Improving efficacy, oral bioavailability, and delivery of paclitaxel using protein-grafted solid lipid nanoparticles

Authors

Deep Pooja, CSIR-Indian Institute of Chemical Technology, RMIT University, Osmania University
Hitesh Kulhari, RMIT University, CSIR-Indian Institute of Chemical Technology
Madhusudana Kuncha, CSIR-Indian Institute of Chemical Technology
Shyam Rachamalla, Osmania University
David J. Adams, University of Wollongong, RMIT UniversityFollow
Vipul Bansal, RMIT Melbourne
Ramakrishna Sistla, CSIR-Indian Institute of Chemical Technology

RIS ID

110717

Publication Details

Pooja, D., Kulhari, H., Kuncha, M., Rachamalla, S. S., Adams, D. J., Bansal, V. & Sistla, R. (2016).
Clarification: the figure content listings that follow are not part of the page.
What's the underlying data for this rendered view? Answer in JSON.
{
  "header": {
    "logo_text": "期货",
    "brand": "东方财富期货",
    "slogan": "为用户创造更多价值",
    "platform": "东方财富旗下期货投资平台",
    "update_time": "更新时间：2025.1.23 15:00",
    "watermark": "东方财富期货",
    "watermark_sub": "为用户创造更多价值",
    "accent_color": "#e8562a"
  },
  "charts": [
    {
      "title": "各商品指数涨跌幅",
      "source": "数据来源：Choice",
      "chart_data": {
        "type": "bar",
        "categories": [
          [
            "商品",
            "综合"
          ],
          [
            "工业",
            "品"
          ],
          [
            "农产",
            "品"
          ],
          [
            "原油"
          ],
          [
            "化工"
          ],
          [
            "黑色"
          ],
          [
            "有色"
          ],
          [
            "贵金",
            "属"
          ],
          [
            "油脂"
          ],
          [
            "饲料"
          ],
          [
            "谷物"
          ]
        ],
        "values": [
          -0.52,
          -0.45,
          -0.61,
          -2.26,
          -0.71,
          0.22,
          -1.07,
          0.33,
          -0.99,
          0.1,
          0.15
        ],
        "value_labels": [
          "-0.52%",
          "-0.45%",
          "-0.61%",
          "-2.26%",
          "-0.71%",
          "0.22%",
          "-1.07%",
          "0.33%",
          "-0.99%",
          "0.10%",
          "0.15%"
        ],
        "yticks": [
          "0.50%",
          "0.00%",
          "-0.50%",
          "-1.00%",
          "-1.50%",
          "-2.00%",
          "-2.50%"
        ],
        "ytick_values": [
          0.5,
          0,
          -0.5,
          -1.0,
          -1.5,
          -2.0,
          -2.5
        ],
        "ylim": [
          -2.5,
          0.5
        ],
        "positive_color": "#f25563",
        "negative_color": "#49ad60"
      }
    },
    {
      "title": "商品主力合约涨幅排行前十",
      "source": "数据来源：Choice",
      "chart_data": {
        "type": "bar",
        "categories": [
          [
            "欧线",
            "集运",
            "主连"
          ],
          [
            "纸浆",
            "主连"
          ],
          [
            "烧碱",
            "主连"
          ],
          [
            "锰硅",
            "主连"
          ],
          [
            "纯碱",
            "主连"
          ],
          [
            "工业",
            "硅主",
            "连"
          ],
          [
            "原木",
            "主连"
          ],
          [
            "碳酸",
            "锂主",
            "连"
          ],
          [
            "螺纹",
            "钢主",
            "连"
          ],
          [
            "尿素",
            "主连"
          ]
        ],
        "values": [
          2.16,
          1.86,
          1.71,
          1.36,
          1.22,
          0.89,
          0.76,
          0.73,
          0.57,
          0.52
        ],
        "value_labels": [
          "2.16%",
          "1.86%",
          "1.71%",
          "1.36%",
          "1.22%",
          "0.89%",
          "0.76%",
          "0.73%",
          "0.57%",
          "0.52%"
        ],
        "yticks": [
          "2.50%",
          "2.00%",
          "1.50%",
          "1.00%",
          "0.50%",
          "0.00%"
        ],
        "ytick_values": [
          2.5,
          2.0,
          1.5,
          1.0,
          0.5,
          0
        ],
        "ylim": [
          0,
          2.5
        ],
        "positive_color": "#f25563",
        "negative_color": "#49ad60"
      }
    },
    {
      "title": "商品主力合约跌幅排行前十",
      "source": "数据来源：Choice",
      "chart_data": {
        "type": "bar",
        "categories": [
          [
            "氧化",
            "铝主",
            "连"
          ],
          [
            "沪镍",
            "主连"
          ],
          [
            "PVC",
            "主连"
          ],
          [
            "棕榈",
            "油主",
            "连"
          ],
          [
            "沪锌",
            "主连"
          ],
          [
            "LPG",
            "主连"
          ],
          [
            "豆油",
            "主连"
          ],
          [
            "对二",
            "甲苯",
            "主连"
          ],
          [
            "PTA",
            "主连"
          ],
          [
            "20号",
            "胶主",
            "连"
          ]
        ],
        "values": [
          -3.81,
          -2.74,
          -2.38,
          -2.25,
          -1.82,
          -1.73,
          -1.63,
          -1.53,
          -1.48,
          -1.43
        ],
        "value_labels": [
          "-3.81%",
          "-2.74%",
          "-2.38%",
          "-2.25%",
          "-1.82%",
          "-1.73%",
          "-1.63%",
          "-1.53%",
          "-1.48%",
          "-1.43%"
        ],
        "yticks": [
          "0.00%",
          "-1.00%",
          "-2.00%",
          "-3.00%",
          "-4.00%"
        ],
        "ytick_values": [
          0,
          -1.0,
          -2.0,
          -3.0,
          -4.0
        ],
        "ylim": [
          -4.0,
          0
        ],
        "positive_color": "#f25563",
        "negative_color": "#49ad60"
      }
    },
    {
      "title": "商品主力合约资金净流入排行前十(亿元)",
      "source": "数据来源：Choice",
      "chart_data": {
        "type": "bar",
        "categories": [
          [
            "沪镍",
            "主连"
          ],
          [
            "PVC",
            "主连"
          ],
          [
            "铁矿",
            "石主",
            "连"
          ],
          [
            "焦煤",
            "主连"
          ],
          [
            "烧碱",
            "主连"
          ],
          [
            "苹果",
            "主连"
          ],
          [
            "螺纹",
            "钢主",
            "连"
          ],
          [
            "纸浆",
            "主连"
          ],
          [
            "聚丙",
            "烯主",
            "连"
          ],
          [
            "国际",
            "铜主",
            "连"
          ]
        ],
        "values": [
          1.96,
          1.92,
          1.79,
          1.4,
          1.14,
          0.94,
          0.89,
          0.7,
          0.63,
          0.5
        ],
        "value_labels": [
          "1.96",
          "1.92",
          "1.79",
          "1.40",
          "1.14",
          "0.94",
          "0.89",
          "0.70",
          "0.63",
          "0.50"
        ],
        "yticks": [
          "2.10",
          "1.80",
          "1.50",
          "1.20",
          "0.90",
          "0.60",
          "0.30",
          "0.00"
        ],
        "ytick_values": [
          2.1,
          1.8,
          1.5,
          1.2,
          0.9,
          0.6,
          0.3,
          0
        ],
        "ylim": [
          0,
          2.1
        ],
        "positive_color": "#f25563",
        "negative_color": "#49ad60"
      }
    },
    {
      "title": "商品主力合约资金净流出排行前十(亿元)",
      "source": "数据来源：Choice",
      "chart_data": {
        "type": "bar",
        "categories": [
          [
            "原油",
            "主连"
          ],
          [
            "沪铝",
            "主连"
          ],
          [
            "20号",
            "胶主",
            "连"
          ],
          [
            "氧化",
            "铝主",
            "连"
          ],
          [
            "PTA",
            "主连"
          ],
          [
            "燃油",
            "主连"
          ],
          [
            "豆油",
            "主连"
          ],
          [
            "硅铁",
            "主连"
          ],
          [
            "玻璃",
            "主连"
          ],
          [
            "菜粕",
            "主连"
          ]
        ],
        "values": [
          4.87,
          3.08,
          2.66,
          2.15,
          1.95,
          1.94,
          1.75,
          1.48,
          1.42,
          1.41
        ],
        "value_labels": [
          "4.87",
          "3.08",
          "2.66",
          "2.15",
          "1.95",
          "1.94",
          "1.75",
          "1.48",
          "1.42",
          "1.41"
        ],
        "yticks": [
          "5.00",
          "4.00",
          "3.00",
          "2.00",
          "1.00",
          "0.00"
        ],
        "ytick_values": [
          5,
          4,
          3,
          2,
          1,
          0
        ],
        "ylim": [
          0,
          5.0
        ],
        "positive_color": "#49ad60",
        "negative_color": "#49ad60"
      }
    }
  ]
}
Improving efficacy, oral bioavailability, and delivery of paclitaxel using protein-grafted solid lipid nanoparticles. Molecular Pharmaceutics, 13 (11), 3903-3912.

Abstract

Oral delivery of anticancer drugs remains challenging despite the most convenient route of drug administration. Hydrophobicity and nonspecific toxicities of anticancer agents are major impediments in the development of oral formulation. In this study, we developed wheat germ agglutinin (WGA)-conjugated, solid lipid nanoparticles to improve the oral delivery of the hydrophobic anticancer drug, paclitaxel (PTX). This study was focused to improve the PTX loading in biocompatible lipid matrix with high bioconjugation efficiency. WGA-conjugated, PTX-loaded solid lipid nanoparticles (LPSN) exhibited enhanced anticancer activity against A549 lung cancer cells after internalization through lectin receptors than free PTX. Biodistribution studies in rats revealed that LPSN significantly improved the oral bioavailability and lung targetability of PTX, which could be due to cumulative bioadhesive property of the nanocarrier system and the targeting ligand WGA.